Hoje deu-nos para isto

Isabel II, sabemos, gostava mais das tradicionais corridas de cavalo do que dos desportos de massas - uma das filhas, Ana, e a filha desta, Zara, foram inclusivamente atletas olímpicas na equitação, - mas a sua vida pública está umbilicalmente ligada ao momento em que o futebol se tornou verdadeiramente na atividade extracurricular preferida dos britânicos.

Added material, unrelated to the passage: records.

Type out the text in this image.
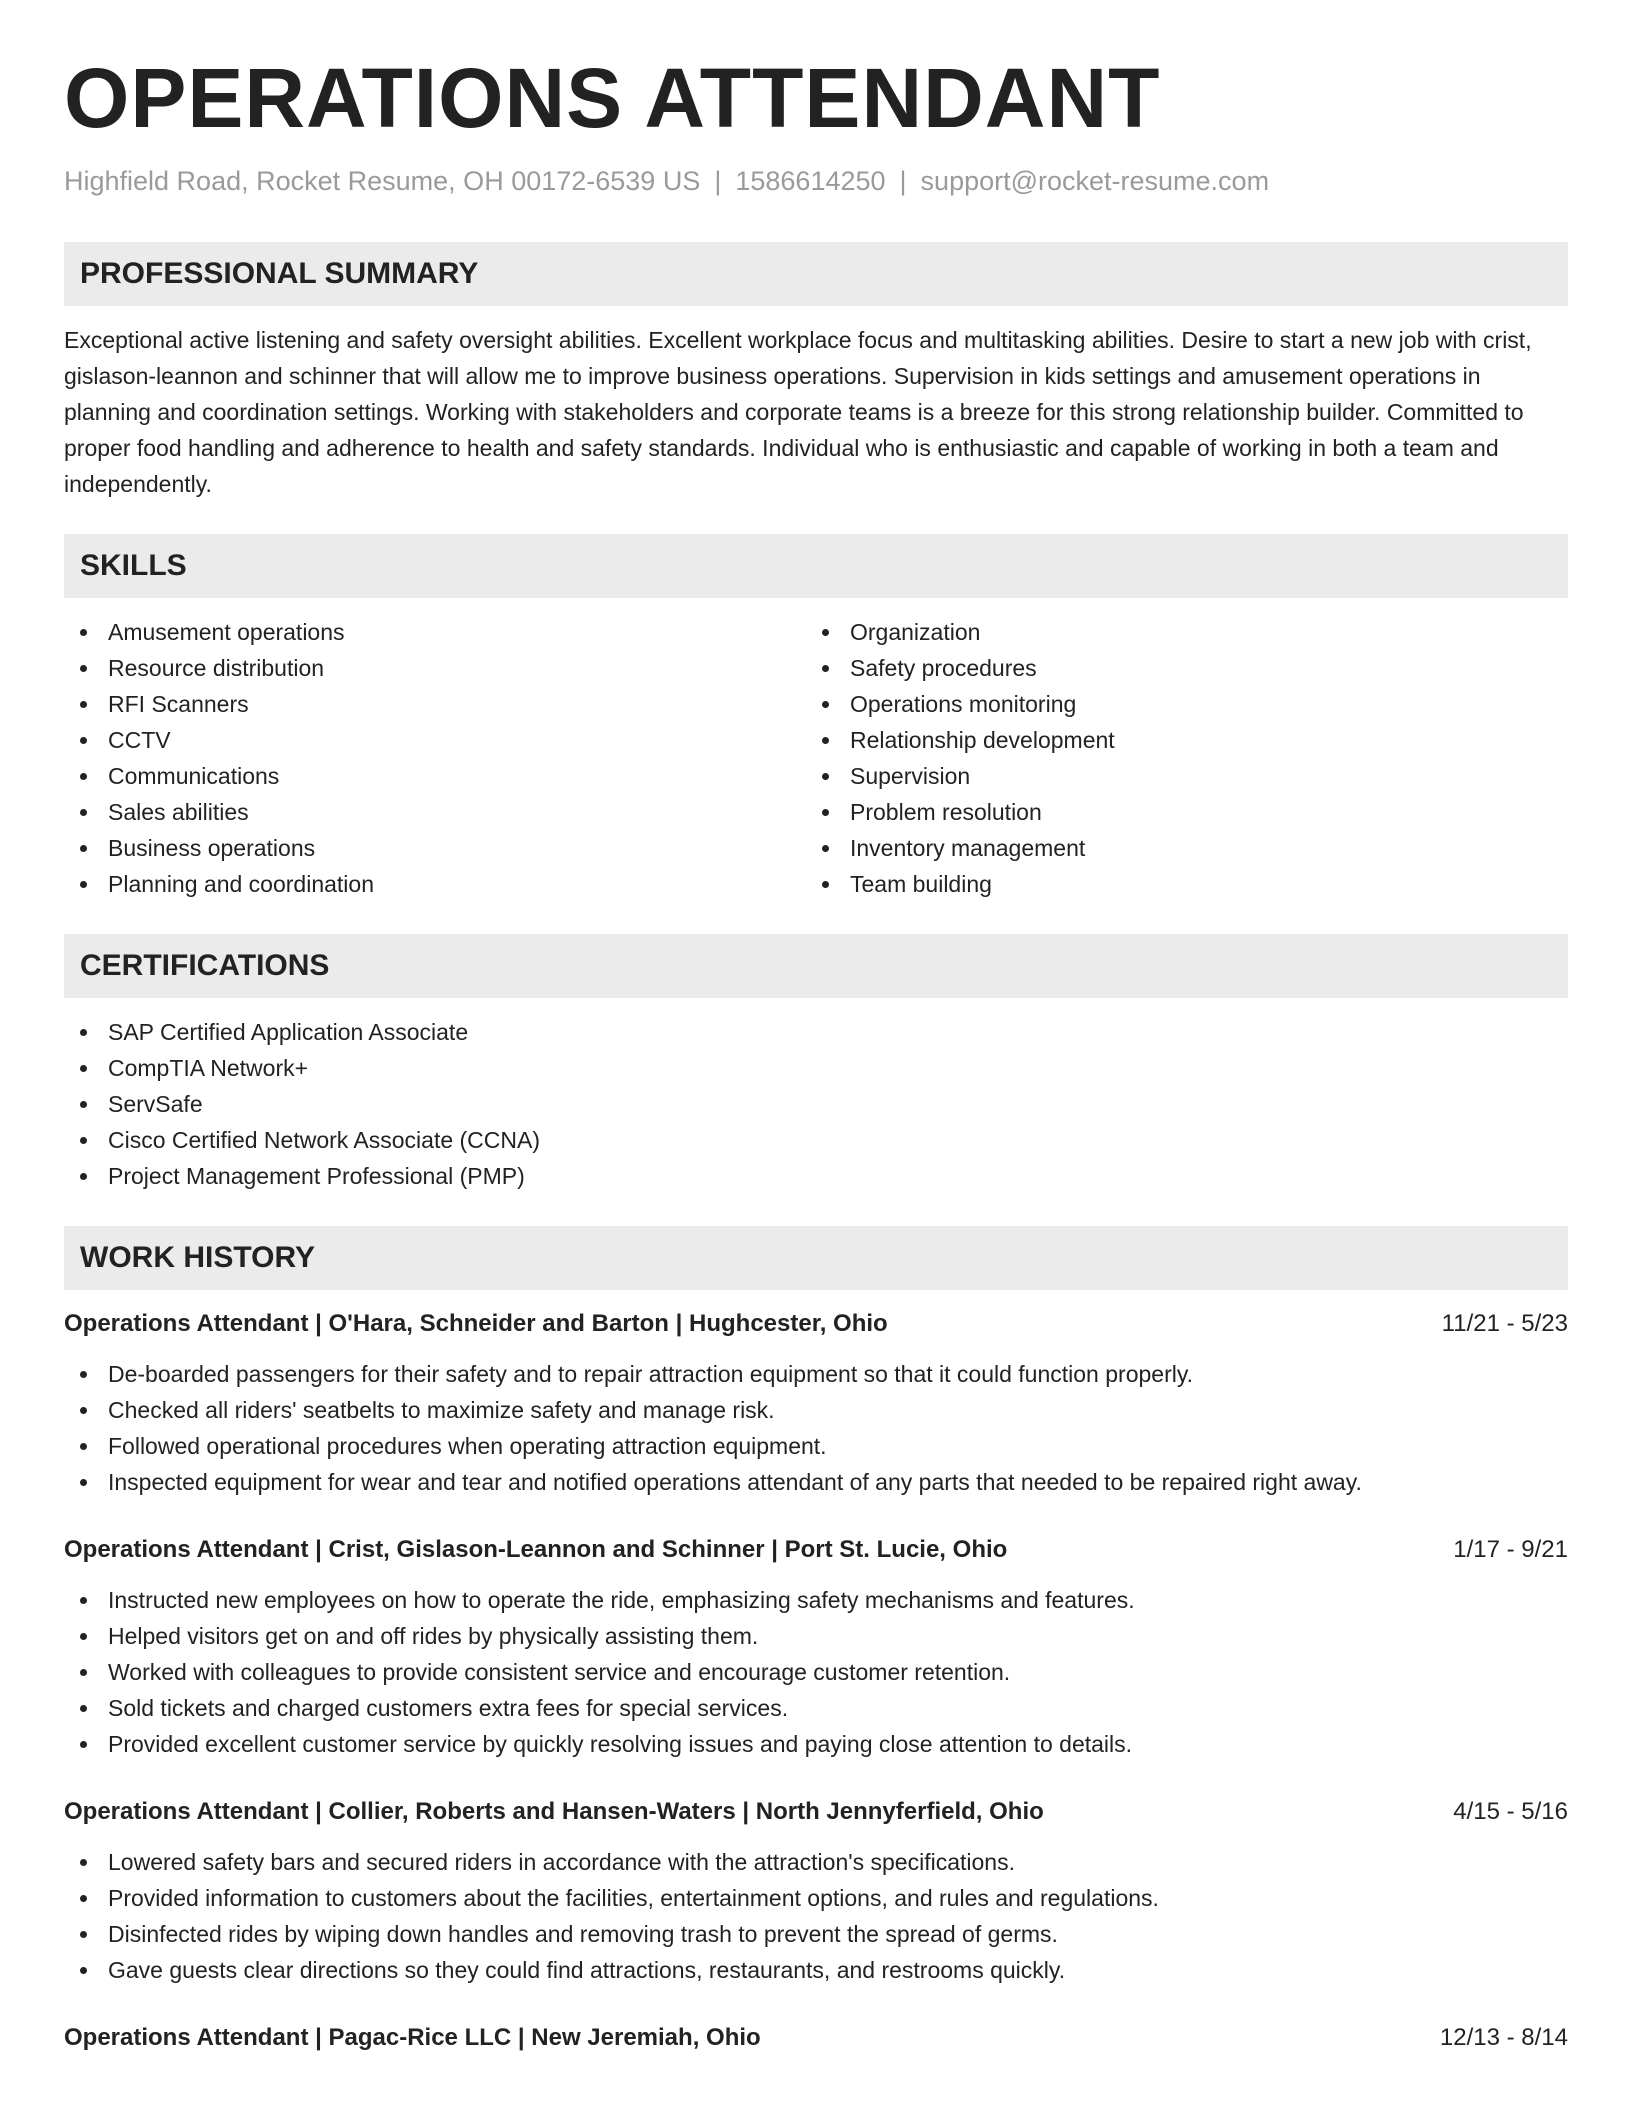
OPERATIONS ATTENDANT
Highfield Road, Rocket Resume, OH 00172-6539 US | 1586614250 | support@rocket-resume.com
PROFESSIONAL SUMMARY

Exceptional active listening and safety oversight abilities. Excellent workplace focus and multitasking abilities. Desire to start a new job with crist, gislason-leannon and schinner that will allow me to improve business operations. Supervision in kids settings and amusement operations in planning and coordination settings. Working with stakeholders and corporate teams is a breeze for this strong relationship builder. Committed to proper food handling and adherence to health and safety standards. Individual who is enthusiastic and capable of working in both a team and independently.

SKILLS
Amusement operations
Resource distribution
RFI Scanners
CCTV
Communications
Sales abilities
Business operations
Planning and coordination
Organization
Safety procedures
Operations monitoring
Relationship development
Supervision
Problem resolution
Inventory management
Team building
CERTIFICATIONS
SAP Certified Application Associate
CompTIA Network+
ServSafe
Cisco Certified Network Associate (CCNA)
Project Management Professional (PMP)
WORK HISTORY
Operations Attendant | O'Hara, Schneider and Barton | Hughcester, Ohio	11/21 - 5/23
De-boarded passengers for their safety and to repair attraction equipment so that it could function properly.
Checked all riders' seatbelts to maximize safety and manage risk.
Followed operational procedures when operating attraction equipment.
Inspected equipment for wear and tear and notified operations attendant of any parts that needed to be repaired right away.
Operations Attendant | Crist, Gislason-Leannon and Schinner | Port St. Lucie, Ohio	1/17 - 9/21
Instructed new employees on how to operate the ride, emphasizing safety mechanisms and features.
Helped visitors get on and off rides by physically assisting them.
Worked with colleagues to provide consistent service and encourage customer retention.
Sold tickets and charged customers extra fees for special services.
Provided excellent customer service by quickly resolving issues and paying close attention to details.
Operations Attendant | Collier, Roberts and Hansen-Waters | North Jennyferfield, Ohio	4/15 - 5/16
Lowered safety bars and secured riders in accordance with the attraction's specifications.
Provided information to customers about the facilities, entertainment options, and rules and regulations.
Disinfected rides by wiping down handles and removing trash to prevent the spread of germs.
Gave guests clear directions so they could find attractions, restaurants, and restrooms quickly.
Operations Attendant | Pagac-Rice LLC | New Jeremiah, Ohio	12/13 - 8/14
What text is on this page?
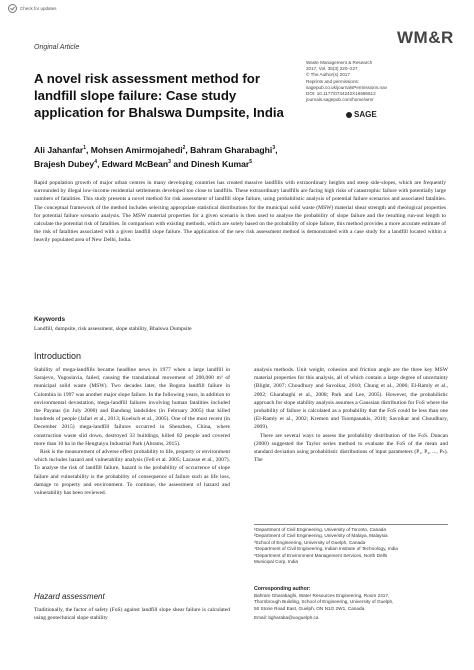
Check for updates
Original Article
WM&R
Waste Management & Research
2017, Vol. 35(3) 220–227
© The Author(s) 2017
Reprints and permissions:
sagepub.co.uk/journalsPermissions.nav
DOI: 10.1177/0734242X16686612
journals.sagepub.com/home/wmr
SAGE
A novel risk assessment method for landfill slope failure: Case study application for Bhalswa Dumpsite, India
Ali Jahanfar$^1$, Mohsen Amirmojahedi$^2$, Bahram Gharabaghi$^3$,
Brajesh Dubey$^4$, Edward McBean$^3$ and Dinesh Kumar$^5$

Rapid population growth of major urban centres in many developing countries has created massive landfills with extraordinary heights and steep side-slopes, which are frequently surrounded by illegal low-income residential settlements developed too close to landfills. These extraordinary landfills are facing high risks of catastrophic failure with potentially large numbers of fatalities. This study presents a novel method for risk assessment of landfill slope failure, using probabilistic analysis of potential failure scenarios and associated fatalities. The conceptual framework of the method includes selecting appropriate statistical distributions for the municipal solid waste (MSW) material shear strength and rheological properties for potential failure scenario analysis. The MSW material properties for a given scenario is then used to analyse the probability of slope failure and the resulting run-out length to calculate the potential risk of fatalities. In comparison with existing methods, which are solely based on the probability of slope failure, this method provides a more accurate estimate of the risk of fatalities associated with a given landfill slope failure. The application of the new risk assessment method is demonstrated with a case study for a landfill located within a heavily populated area of New Delhi, India.

Keywords
Landfill, dumpsite, risk assessment, slope stability, Bhalswa Dumpsite
Introduction

Stability of mega-landfills became headline news in 1977 when a large landfill in Sarajevo, Yugoslavia, failed, causing the translational movement of 200,000 m³ of municipal solid waste (MSW). Two decades later, the Bogota landfill failure in Colombia in 1997 was another major slope failure. In the following years, in addition to environmental devastation, mega-landfill failures involving human fatalities included the Payatas (in July 2000) and Bandung landslides (in February 2005) that killed hundreds of people (Jafari et al., 2013; Koelsch et al., 2005). One of the most recent (in December 2015) mega-landfill failures occurred in Shenzhen, China, where construction waste slid down, destroyed 33 buildings, killed 82 people and covered more than 10 ha in the Hengtaiyu Industrial Park (Abrams, 2015).

Risk is the measurement of adverse effect probability to life, property or environment which includes hazard and vulnerability analysis (Fell et al. 2005; Lacasse et al., 2007). To analyse the risk of landfill failure, hazard is the probability of occurrence of slope failure and vulnerability is the probability of consequence of failure such as life loss, damage to property and environment. To continue, the assessment of hazard and vulnerability has been reviewed.

Hazard assessment

Traditionally, the factor of safety (FoS) against landfill slope shear failure is calculated using geotechnical slope stability

analysis methods. Unit weight, cohesion and friction angle are the three key MSW material properties for this analysis, all of which contain a large degree of uncertainty (Blight, 2007; Choudhury and Savoikar, 2010; Chung et al., 2006; El-Ramly et al., 2002; Gharabaghi et al., 2008; Park and Lee, 2005). However, the probabilistic approach for slope stability analysis assumes a Gaussian distribution for FoS where the probability of failure is calculated as a probability that the FoS could be less than one (El-Ramly et al., 2002; Kremen and Tsompanakis, 2010; Savoikar and Choudhury, 2009).

There are several ways to assess the probability distribution of the FoS. Duncan (2000) suggested the Taylor series method to evaluate the FoS of the mean and standard deviation using probabilistic distributions of input parameters (P₁, P₂, ..., Pₙ). The

¹Department of Civil Engineering, University of Toronto, Canada
²Department of Civil Engineering, University of Malaya, Malaysia
³School of Engineering, University of Guelph, Canada
⁴Department of Civil Engineering, Indian Institute of Technology, India
⁵Department of Environment Management Services, North Delhi
Municipal Corp, India
Corresponding author:
Bahram Gharabaghi, Water Resources Engineering, Room 2417,
Thornbrough Building, School of Engineering, University of Guelph,
50 Stone Road East, Guelph, ON N1G 2W1, Canada.
Email: bgharaba@uoguelph.ca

O ano era 1953, a rainha tinha pouco mais de um ano de reinado e ainda nem sequer havia sido coroada quando entregou o ceptro a outro rei, na final da FA Cup. Stanley Matthews era então um já veterano capitão do Blackpool, venerado no país mas sem qualquer troféu importante no currículo. E num estádio de Wembley com 100 mil súbditos nas bancadas (e outros 10 milhões a assistir pela BBC), “O feiticeiro do drible” foi decisivo para a vitória por 4-3, com a rainha, na tribuna de honra, dar em mãos a desejada taça ao avançado, já com 38 anos.

Diz-se que foi esse jogo que uniu o reino em torno de uma jovem monarca e trouxe de novo a esperança ainda nos despojos da II Guerra Mundial. Treze anos mais tarde, naquela mesma tribuna, Isabel II, que partiu aos 96 anos na quinta-feira, entregaria o troféu Jules Rimet a Bobby Moore, capitão de Inglaterra, após a final do Mundial de 1966.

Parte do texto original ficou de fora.